1930: King Kullen, America’s First Supermarket, Debuts
On Aug. 4, 1930, Michael Cullen opened the doors to America’s first supermarket, King Kullen, in a large vacant garage in Jamaica, in the New York City borough of Queens. The Smithsonian Institute recognizes this store as America’s first supermarket, since it was “the first to fulfill all five criteria that define the modern supermarket: separate departments, self-service, discount pricing, chain marketing and volume dealing.”
Cullen, who had joined A&P as a clerk in 1902, spent years dreaming of his idea for a supermarket and tried to persuade grocery executives of the concept’s potential, but his words apparently fell on deaf ears.
Once he had the chance to make his dream a reality, he promoted his store with newspaper ads and circulars that billed King Kullen as “the World’s Greatest Price Wrecker.” According to the company, curious customers drove from 100 miles away to see what the new store was all about and to save money on groceries.
Indeed, the low-price proposition was one of the biggest draws of Cullen’s store, particularly since it debuted during the Depression. By 1936, there were 17 King Kullen locations in New York City and on Long Island, and they were bringing in about $6 million a year in sales.
Unfortunately, Cullen died at the young age of 52, but his wife and children carried on the business, which continues today. In fact, just last month, King Kullen appointed Michael Cullen’s grandson, James Cullen Jr., chairman of the company.
1940s: A&P is Target of Anti-Chain Movement
By 1930, the great Atlantic & Pacific Tea Co., better known as A&P, had become the country’s largest retailer. Even though the company was slow to embrace the supermarket concept as envisioned by Michael Cullen, it ended up adopting the self-service idea and grew its store base substantially.
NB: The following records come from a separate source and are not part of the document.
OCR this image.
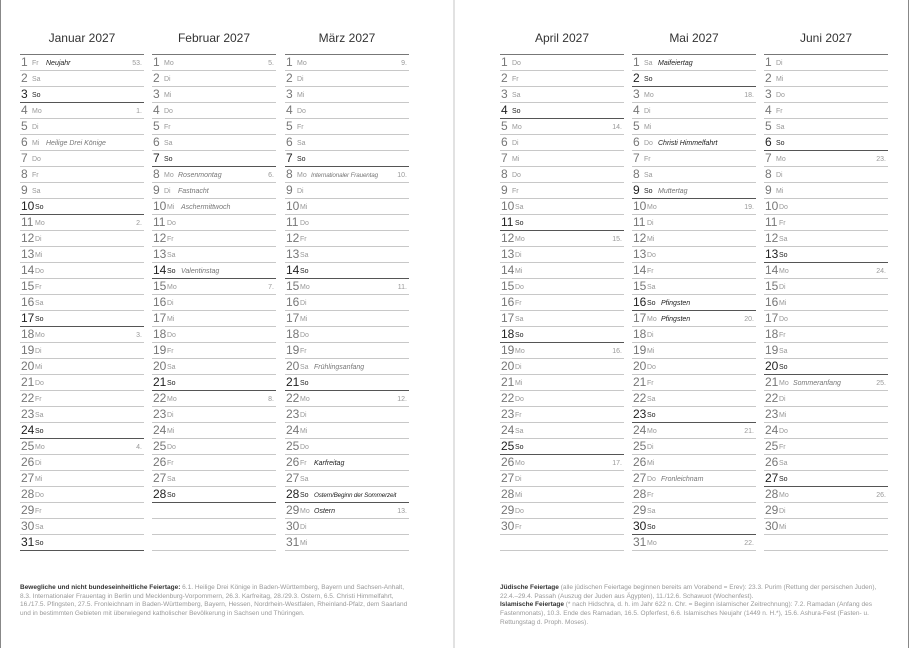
Januar 2027
1 Fr Neujahr	53.
2 Sa
3 So
4 Mo	1.
5 Di
6 Mi Heilige Drei Könige
7 Do
8 Fr
9 Sa
10 So
11 Mo	2.
12 Di
13 Mi
14 Do
15 Fr
16 Sa
17 So
18 Mo	3.
19 Di
20 Mi
21 Do
22 Fr
23 Sa
24 So
25 Mo	4.
26 Di
27 Mi
28 Do
29 Fr
30 Sa
31 So
Februar 2027
1 Mo	5.
2 Di
3 Mi
4 Do
5 Fr
6 Sa
7 So
8 Mo Rosenmontag	6.
9 Di Fastnacht
10 Mi Aschermittwoch
11 Do
12 Fr
13 Sa
14 So Valentinstag
15 Mo	7.
16 Di
17 Mi
18 Do
19 Fr
20 Sa
21 So
22 Mo	8.
23 Di
24 Mi
25 Do
26 Fr
27 Sa
28 So
März 2027
1 Mo	9.
2 Di
3 Mi
4 Do
5 Fr
6 Sa
7 So
8 Mo Internationaler Frauentag	10.
9 Di
10 Mi
11 Do
12 Fr
13 Sa
14 So
15 Mo	11.
16 Di
17 Mi
18 Do
19 Fr
20 Sa Frühlingsanfang
21 So
22 Mo	12.
23 Di
24 Mi
25 Do
26 Fr Karfreitag
27 Sa
28 So Ostern/Beginn der Sommerzeit
29 Mo Ostern	13.
30 Di
31 Mi
April 2027
1 Do
2 Fr
3 Sa
4 So
5 Mo	14.
6 Di
7 Mi
8 Do
9 Fr
10 Sa
11 So
12 Mo	15.
13 Di
14 Mi
15 Do
16 Fr
17 Sa
18 So
19 Mo	16.
20 Di
21 Mi
22 Do
23 Fr
24 Sa
25 So
26 Mo	17.
27 Di
28 Mi
29 Do
30 Fr
Mai 2027
1 Sa Maifeiertag
2 So
3 Mo	18.
4 Di
5 Mi
6 Do Christi Himmelfahrt
7 Fr
8 Sa
9 So Muttertag
10 Mo	19.
11 Di
12 Mi
13 Do
14 Fr
15 Sa
16 So Pfingsten
17 Mo Pfingsten	20.
18 Di
19 Mi
20 Do
21 Fr
22 Sa
23 So
24 Mo	21.
25 Di
26 Mi
27 Do Fronleichnam
28 Fr
29 Sa
30 So
31 Mo	22.
Juni 2027
1 Di
2 Mi
3 Do
4 Fr
5 Sa
6 So
7 Mo	23.
8 Di
9 Mi
10 Do
11 Fr
12 Sa
13 So
14 Mo	24.
15 Di
16 Mi
17 Do
18 Fr
19 Sa
20 So
21 Mo Sommeranfang	25.
22 Di
23 Mi
24 Do
25 Fr
26 Sa
27 So
28 Mo	26.
29 Di
30 Mi
Bewegliche und nicht bundeseinheitliche Feiertage: 6.1. Heilige Drei Könige in Baden-Württemberg, Bayern und Sachsen-Anhalt, 8.3. Internationaler Frauentag in Berlin und Mecklenburg-Vorpommern, 26.3. Karfreitag, 28./29.3. Ostern, 6.5. Christi Himmelfahrt, 16./17.5. Pfingsten, 27.5. Fronleichnam in Baden-Württemberg, Bayern, Hessen, Nordrhein-Westfalen, Rheinland-Pfalz, dem Saarland und in bestimmten Gebieten mit überwiegend katholischer Bevölkerung in Sachsen und Thüringen.
Jüdische Feiertage (alle jüdischen Feiertage beginnen bereits am Vorabend = Erev): 23.3. Purim (Rettung der persischen Juden), 22.4.–29.4. Passah (Auszug der Juden aus Ägypten), 11./12.6. Schawuot (Wochenfest).
Islamische Feiertage (* nach Hidschra, d. h. im Jahr 622 n. Chr. = Beginn islamischer Zeitrechnung): 7.2. Ramadan (Anfang des Fastenmonats), 10.3. Ende des Ramadan, 16.5. Opferfest, 6.6. Islamisches Neujahr (1449 n. H.*), 15.6. Ashura-Fest (Fasten- u. Rettungstag d. Proph. Moses).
Yet with this great growth came a backlash from the country’s anti-chain movement. Consequently, in the early 1940s, A&P became embroiled in an antitrust lawsuit, in which its owners, brothers John Hartford and George Hartford Jr., were sued by the United States for unfair competition against independents, exaction of allowances by headquarters, and abuse of advertising allowances, among other charges. The owners lost the case and were fined. In 1949, the U.S. attorney general filed a new lawsuit calling for the breakup of the company. In response, A&P conducted a major PR campaign to save its image (the owners were even featured on the cover of Time magazine in 1950), and its efforts finally pressured the government to end the case in 1953.
The company began to decline during the 1950s as it failed to keep up with competitors that were building larger supermarkets with more modern features, but its strong fight helped promote the principle that there’s room for both big chains and independent grocers in the U.S. retailing landscape.
1951: Albertsons Opens Superstore Featuring Drugs
At 60,000 square feet, Albertsons’ new “superstore” of 1951 was the first of a few experimental combination food-and-drug stores to be built during the decade. This was during a period that founder Joe Albertson was beginning to expand operations beyond the company’s home state of Idaho. In 1957, the company purchased Sugarhouse Drug, in Salt Lake City, making a further investment in the idea that food and drugs together offer more convenience for shoppers.
By the following decade, more supermarket operators were catching on to the concept of combination stores. In 1961, Jewel Tea acquired Osco Drug, and in 1962, Giant Food of Landover, Md., built its first combination food store and pharmacy. Later in the 1960s, Acme Markets of Philadelphia acquired a 46-store Pennsylvania drug store chain, and Albertsons entered into a partnership with Skaggs Drug Centers Inc. to open more combination food-and-drug stores.
1961: First National Purchases Safeway’s N.Y. Division in Largest Acquisition to Date
Making history as the industry’s largest single acquisition to date, northeastern chain First National Stores acquired the New York division of Safeway Stores Inc., which included 164 stores. At the time, Safeway was the second-largest grocery store chain in the nation, so the deal catapulted First National to eighth place in the national ranking of grocery chains. Of course, this was the first of many big acquisitions to come later in the century.
First National, which later used the acronym “Finast,” was purchased by Pick-N-Pay Supermarkets of Ohio in 1978, and was later acquired by Ahold in 1998.